Dans les temps difficiles que vit l’humanité et qui pour certains se traduisent pas la famine, l’absence d’accès à l’eau il y a une distance grandissante entre les possibilités d’expression politique du désarroi de l’accès au travail, à la vie elle-même et au vivre ensemble. Pourquoi cette incapacité à exprimer cette anxiété qui s’étend comme une onde de choc au point que c’est dans le fait divers que semble remonter le politique pour être aussitôt enfoui.
Il n’est pas le moins du monde question d’excuser ou de justifier l’inommable en l’occurence le meurtre génocidaire d’enfants mais il est nécessaire de souligner à quel point le regard que l’on porte sur l’événement et au-delà sur notre propre société change si l’on fait du tueur un “immigré mal assimilé” ou un Français. Si je dis que Marine Le pen est l’éclaireur c’est que la perception qui est la sienne est la notre et explique que le scandale que constitue ces meurtres soit à la fois impossible à digérer et si pourtant une sorte de fièvre semble avoir saisi certains militants de gauche, voir communiste à l’idée de parler des “vrais” problèmes. Comme si cette affaire abominable ne touchait pas à l’essentiel, l’inexprimable.

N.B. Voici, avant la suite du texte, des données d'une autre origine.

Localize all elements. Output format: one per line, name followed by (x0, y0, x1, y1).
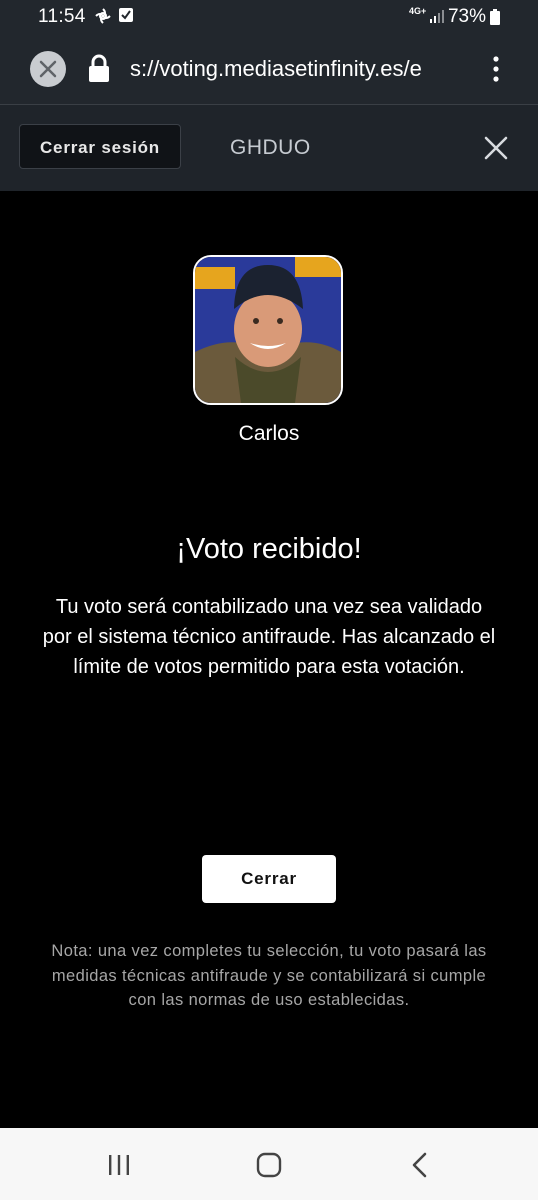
close-icon[interactable] (484, 136, 508, 160)
close-button[interactable]: Cerrar (202, 855, 336, 903)
app-notification-icon (93, 6, 113, 32)
logout-button[interactable]: Cerrar sesión (19, 124, 181, 169)
battery-icon (490, 9, 500, 31)
check-notification-icon (118, 6, 134, 30)
status-time: 11:54 (38, 6, 86, 27)
close-icon (39, 60, 57, 78)
more-vert-icon[interactable] (492, 54, 500, 84)
site-header: Cerrar sesión GHDUO (0, 105, 538, 191)
voting-screen: 11:54 4G+ 73% s://voting.mediasetinfinit… (0, 0, 538, 1200)
back-icon[interactable] (405, 1150, 435, 1180)
lock-icon[interactable] (87, 54, 111, 84)
confirmation-message: Tu voto será contabilizado una vez sea v… (42, 596, 496, 678)
battery-percent: 73% (447, 6, 486, 27)
signal-icon (429, 8, 445, 30)
recent-apps-icon[interactable] (104, 1150, 134, 1180)
system-nav-bar (0, 1128, 538, 1200)
network-type: 4G+ (409, 6, 427, 16)
close-tab-button[interactable] (30, 51, 66, 87)
candidate-name: Carlos (238, 422, 300, 445)
candidate-avatar (193, 255, 343, 405)
status-bar: 11:54 4G+ 73% (0, 0, 538, 34)
home-icon[interactable] (254, 1150, 284, 1180)
browser-toolbar: s://voting.mediasetinfinity.es/e (0, 34, 538, 105)
disclaimer-note: Nota: una vez completes tu selección, tu… (51, 942, 487, 1009)
program-title: GHDUO (230, 136, 311, 159)
confirmation-title: ¡Voto recibido! (176, 533, 362, 565)
url-bar[interactable]: s://voting.mediasetinfinity.es/e (130, 56, 455, 82)
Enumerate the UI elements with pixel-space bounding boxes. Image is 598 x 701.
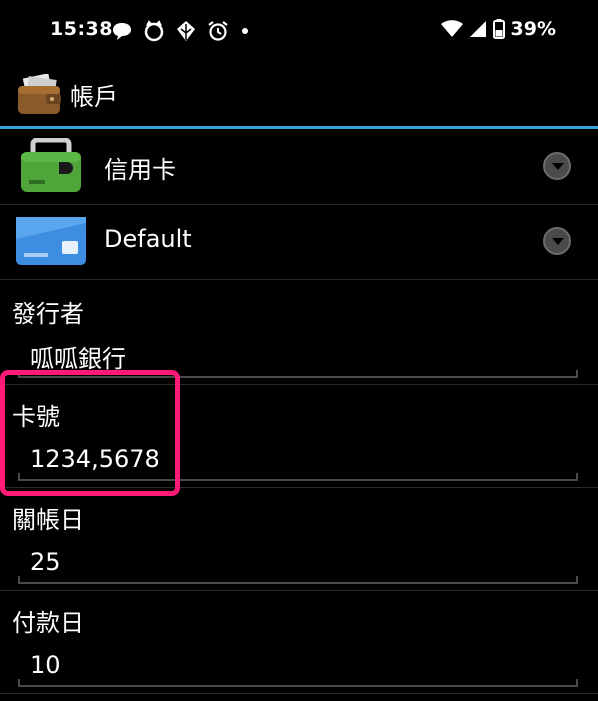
input-underline	[18, 473, 578, 481]
accent-divider	[0, 126, 598, 129]
card-number-input[interactable]	[18, 441, 578, 477]
chevron-down-icon[interactable]	[543, 152, 571, 180]
closing-day-input[interactable]	[18, 544, 578, 580]
status-right: 39%	[440, 18, 556, 40]
cat-face-icon	[144, 20, 164, 42]
status-bar: 15:38 39%	[0, 0, 598, 60]
payment-day-field: 付款日	[0, 589, 598, 694]
card-number-field: 卡號	[0, 383, 598, 488]
input-underline	[18, 370, 578, 378]
issuer-field: 發行者	[0, 280, 598, 385]
cellular-signal-icon	[469, 21, 486, 37]
account-type-spinner[interactable]: 信用卡	[0, 130, 598, 205]
dot-icon	[242, 28, 248, 34]
payment-day-label: 付款日	[12, 609, 84, 637]
closing-day-field: 關帳日	[0, 486, 598, 591]
wallet-icon	[18, 74, 61, 114]
card-style-label: Default	[104, 225, 192, 253]
chevron-down-icon[interactable]	[543, 227, 571, 255]
input-underline	[18, 576, 578, 584]
page-title: 帳戶	[70, 83, 118, 111]
status-time: 15:38	[50, 18, 113, 40]
battery-icon	[492, 19, 505, 39]
input-underline	[18, 679, 578, 687]
blue-card-icon	[16, 217, 86, 265]
issuer-label: 發行者	[12, 300, 84, 328]
closing-day-label: 關帳日	[12, 506, 84, 534]
wifi-icon	[440, 20, 463, 37]
issuer-input[interactable]	[18, 338, 578, 374]
card-style-spinner[interactable]: Default	[0, 205, 598, 280]
payment-day-input[interactable]	[18, 647, 578, 683]
alarm-clock-icon	[208, 21, 228, 41]
app-bar: 帳戶	[0, 60, 598, 127]
green-card-icon	[21, 138, 81, 192]
speech-bubble-icon	[113, 23, 131, 40]
account-type-label: 信用卡	[104, 156, 176, 184]
notification-icons	[111, 20, 251, 42]
leaf-icon	[177, 21, 195, 41]
battery-percent: 39%	[510, 18, 556, 40]
card-number-label: 卡號	[12, 403, 60, 431]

De toute part monte une idée que je ne suis pas loin de partager et qui pourtant dans l’état de tension extrême où nous nous trouvons peut être un jeu avec la mort, nous serions en quelque sorte “empêchés” par les procédures démocratiques en particulier le cirque électoral. Partons de l’interview de Zizek dans le magazine philosophie paru ce mois-ci, interview dont le titre est : “je hais mai 68” ou encore du dernier livre passionnant de Badiou (Sarkozy pire que prévu, les autres prévoir le pire). Il est trop facile de penser que, comme le livre de Jean Salem dont j’ai déjà parlé, il s’agit simplement d’opposer libertés formelles et libertés réelles en prônant l’abstention - à laquelle j’ai fini par me résigner pour mon propre compte sans penser faire le moindre prosélytisme parce qu’il s’agit d’une position d’impuissance.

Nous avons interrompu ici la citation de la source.